Was sind deine Hoffnungen für die Zukunft?

Lena Chubenko: Ich wünsche mir, mich so schnell wie möglich in der Schweiz zu integrieren, die Sprache zu lernen und mein Engagement im Kinderhandball fortzusetzen. Natürlich würde ich gerne einen Job finden und wieder eine stabile Zukunft für mich und mein Kind haben.

Wie fühlst du dich allgemein in der Schweiz aufgehoben?

Lena Chubenko: In der Schweiz fühle ich mich sehr wohl und sicher – die soziale Struktur, die Schweizer Traditionen und ihre Kultur stimmen mit meiner Lebenseinstellung überein. Ich war sehr beeindruckt vom Niveau der sozialen Gerechtigkeit im Land. Und ich schätze es sehr, dass die Menschen auf meine Lebenssituation eingehend reagieren.

Womit hast du bislang noch Schwierigkeiten?

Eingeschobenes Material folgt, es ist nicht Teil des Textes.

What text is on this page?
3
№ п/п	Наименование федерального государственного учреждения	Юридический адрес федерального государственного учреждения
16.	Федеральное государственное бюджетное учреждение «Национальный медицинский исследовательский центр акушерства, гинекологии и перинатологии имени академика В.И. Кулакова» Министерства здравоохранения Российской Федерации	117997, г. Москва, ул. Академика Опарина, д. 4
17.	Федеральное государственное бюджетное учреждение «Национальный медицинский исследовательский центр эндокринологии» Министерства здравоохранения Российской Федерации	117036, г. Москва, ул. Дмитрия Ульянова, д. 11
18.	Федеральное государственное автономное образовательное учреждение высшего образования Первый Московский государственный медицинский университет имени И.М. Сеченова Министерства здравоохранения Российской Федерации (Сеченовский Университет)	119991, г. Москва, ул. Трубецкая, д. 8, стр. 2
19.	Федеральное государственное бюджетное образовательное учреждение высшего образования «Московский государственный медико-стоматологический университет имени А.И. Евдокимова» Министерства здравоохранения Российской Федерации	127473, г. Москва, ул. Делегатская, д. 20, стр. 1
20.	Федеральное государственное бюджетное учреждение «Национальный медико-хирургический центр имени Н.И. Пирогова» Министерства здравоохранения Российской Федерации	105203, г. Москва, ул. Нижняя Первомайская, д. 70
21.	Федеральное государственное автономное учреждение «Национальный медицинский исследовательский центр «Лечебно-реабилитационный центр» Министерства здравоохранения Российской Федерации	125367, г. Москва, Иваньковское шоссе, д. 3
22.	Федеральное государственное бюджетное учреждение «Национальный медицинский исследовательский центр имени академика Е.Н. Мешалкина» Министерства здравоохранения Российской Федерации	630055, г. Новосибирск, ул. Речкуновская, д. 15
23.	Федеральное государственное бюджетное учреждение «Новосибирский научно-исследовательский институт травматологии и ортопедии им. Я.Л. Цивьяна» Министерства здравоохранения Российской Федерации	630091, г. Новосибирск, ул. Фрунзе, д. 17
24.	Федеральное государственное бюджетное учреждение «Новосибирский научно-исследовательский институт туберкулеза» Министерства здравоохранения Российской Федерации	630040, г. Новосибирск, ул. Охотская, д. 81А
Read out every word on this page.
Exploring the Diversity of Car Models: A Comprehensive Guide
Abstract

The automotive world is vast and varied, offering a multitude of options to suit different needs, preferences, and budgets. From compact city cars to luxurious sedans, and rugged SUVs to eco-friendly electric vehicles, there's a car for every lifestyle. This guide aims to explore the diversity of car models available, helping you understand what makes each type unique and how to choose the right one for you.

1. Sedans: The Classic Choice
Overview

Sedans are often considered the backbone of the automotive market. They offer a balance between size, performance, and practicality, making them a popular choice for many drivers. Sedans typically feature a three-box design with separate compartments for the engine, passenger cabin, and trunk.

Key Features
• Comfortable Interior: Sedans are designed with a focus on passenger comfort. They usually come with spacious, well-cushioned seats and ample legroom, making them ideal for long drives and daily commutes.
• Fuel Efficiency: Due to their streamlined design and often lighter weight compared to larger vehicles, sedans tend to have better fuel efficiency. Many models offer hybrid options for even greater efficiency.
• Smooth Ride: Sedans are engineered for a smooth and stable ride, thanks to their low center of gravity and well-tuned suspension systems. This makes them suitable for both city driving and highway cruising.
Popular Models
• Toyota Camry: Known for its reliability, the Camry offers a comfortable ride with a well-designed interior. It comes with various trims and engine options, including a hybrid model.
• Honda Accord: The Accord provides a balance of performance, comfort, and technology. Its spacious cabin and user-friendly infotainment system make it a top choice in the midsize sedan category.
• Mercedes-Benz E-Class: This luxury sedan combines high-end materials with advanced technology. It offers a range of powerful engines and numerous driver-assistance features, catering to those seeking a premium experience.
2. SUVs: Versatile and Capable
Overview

Lena Chubenko: Im Moment habe ich noch Probleme, eine passende Wohnung zu finden. Es ist sehr schwierig, eine Unterkunft für Flüchtlinge zu finden. Da ich derzeit keine feste Stelle habe, ist es fast unmöglich, eine Wohnung zu mieten, die meinem Lebensstandard entspricht.

 

Das Interview ist dank Hilfe von Marlene Zbinden (Rotweiss Thun) sowie Andrey Chernov (Wacker Thun) als Dolmetscher zustande gekommen, denen wir an dieser Stelle herzlich danken. Wacker Thun und Rotweiss Thun suchen derzeit finanzielle Unterstützung, um Lena Chubenko und ihre Familie konkret mit Unterkunft und Sprachkurs helfen zu können. Bei Interesse können sich Personen oder Firmen an einen der Vereine wenden.

Zur Person

Lena Chubenko, 48, stammt aus Kiew und hat einen sechsjährigen Sohn sowie eine erwachsene Tochter. Vor Kriegsausbruch war Lena CEO einer Teefabrik in Kiew und hatte sich als erfolgreiche Managerin einen Namen gemacht. Ihre Handballkarriere begann Olena bei Spartak Kiew und gewann als Juniorin mit dem Verein die Meisterschaft der damaligen UdSSR. Sie absolvierte die Trainerausbildung an der National University of Ukraine on Physical Education and Sport, welche sie 1996 erfolgreich abschloss. Im März 2022 flüchtete Lena mit ihrem Sohn vor dem Krieg in die Schweiz.

Sport4Refugees

Zusammen mit dem Projekt Sport4Refugees bietet der Schweizerische Handball-Verband (SHV) Hilfe und ein Netzwerk für Vereine und Flüchtlinge. Der Verband übernimmt etwa die Kosten für Neumeldungen und die Gebühren von Kinder- und Jugendlizenzen für Geflüchtete bis zum Gesamtbetrag von 2’000 Franken. Vereine, die bereit sind, mehrere Flüchtlinge in ihre sportlichen Angebote aufzunehmen, können sich direkt bei Sport4Refugees melden. 

Sport4Refugees ist eine internationale Initiative der Non-Profit-Organisation Responsiball. Auch die schweizerische Heinz-Schöffler-Stiftung unterstützt das Projekt.